Sigrid Falkenstein tritt an das Pult, sie ist die Nichte von Anna Lehnkering. Sie war geschockt, als sie 2003 den Namen ihrer Tante zufällig auf einer Euthanasie-Opferliste entdeckte. Niemand in ihrer Familie hatte je über die Tante gesprochen, auch ihr Vater nicht. "Angeborener Schwachsinn" wurde Anna attestiert. 1934 wurde sie mit 19 Jahren als "schädlich für den gesunden Volkskörper" zwangssterilisiert und zwei Jahre später in die Heil- und Pflegeanstalt Bedburg-Hau eingewiesen.

Tod in der Duschkammer

Am 6. März 1940 wird sie ins 600 Kilometer entfernte Grafeneck gebracht. Einen Tag später steht sie mit vielen anderen in einem weiß gekachelten Raum. Gas kommt aus den Duschköpfen. Kohlenmonoxid, wie in Hadamar.

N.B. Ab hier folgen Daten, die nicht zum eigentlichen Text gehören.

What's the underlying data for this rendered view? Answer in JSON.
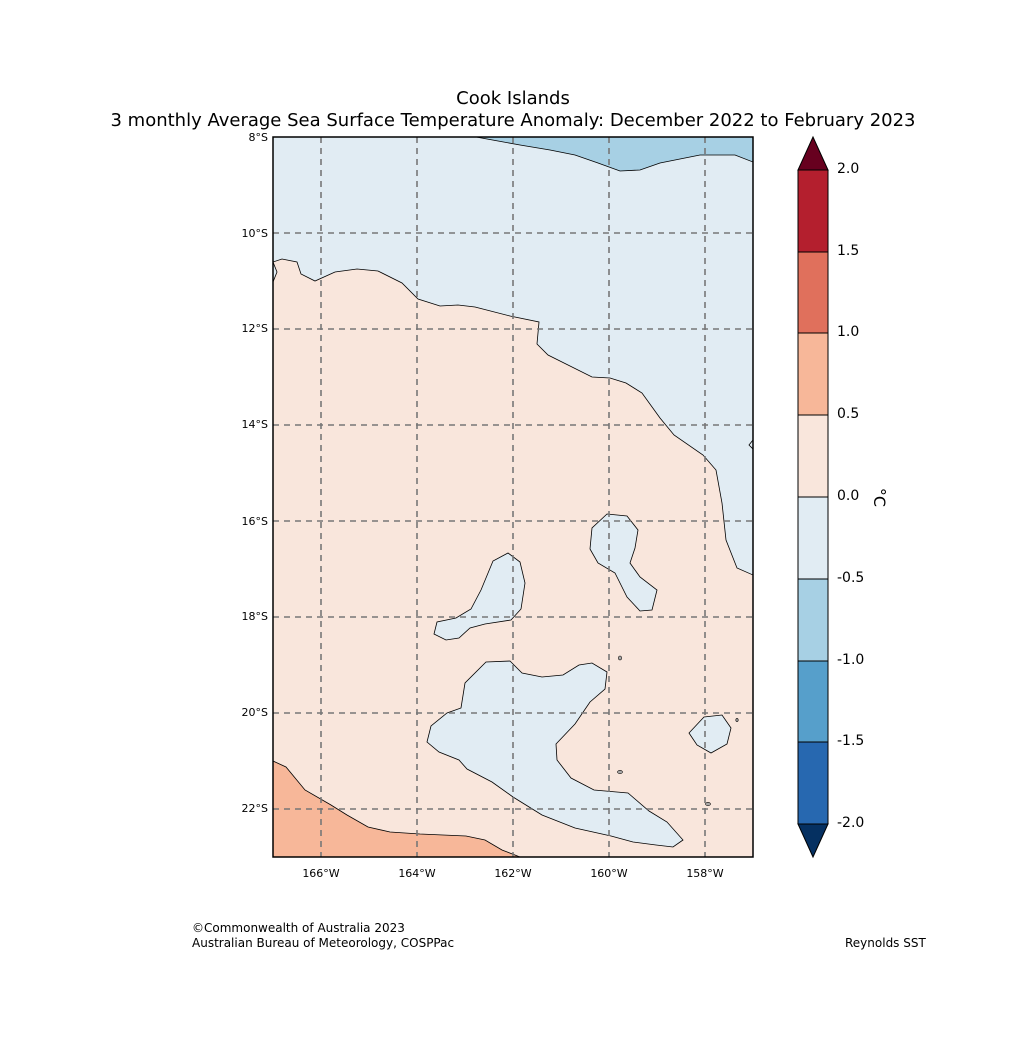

Aus heutiger Sicht würde ihre Tante wohl als lernbehindert gelten, sagt Sigrid Falkenstein. Anna Lehnkering war verständig, aber eben überhaupt nicht gut in Mathe. Den Nazis hat das gereicht, um sie umzubringen.

Die Musik hat an Norbert von Hannenheim erinnert, Sebastian Urbanski mit seiner Lesung an Ernst Putzki. Hartmut Traub hat die Geschichte seines Onkels erzäht. Sigrid Falkenstein die Geschichte ihrer Tante. Die Abgeordneten im Bundestag, Bundespräsident Joachim Gauck, Bundesratspräsidentin Malu Deyer, Kanzlerin Angela Merkel und der Präsident des Bundesverfassungsgerichtes, Andreas Voßuhle, sie alle stehen auf und zollen dem Gehörten ihren Beifall. Viele von ihnen mit Tränen in den Augen. Tränen, die zeigen, wie wichtig, wie besonders dieser Tag ist.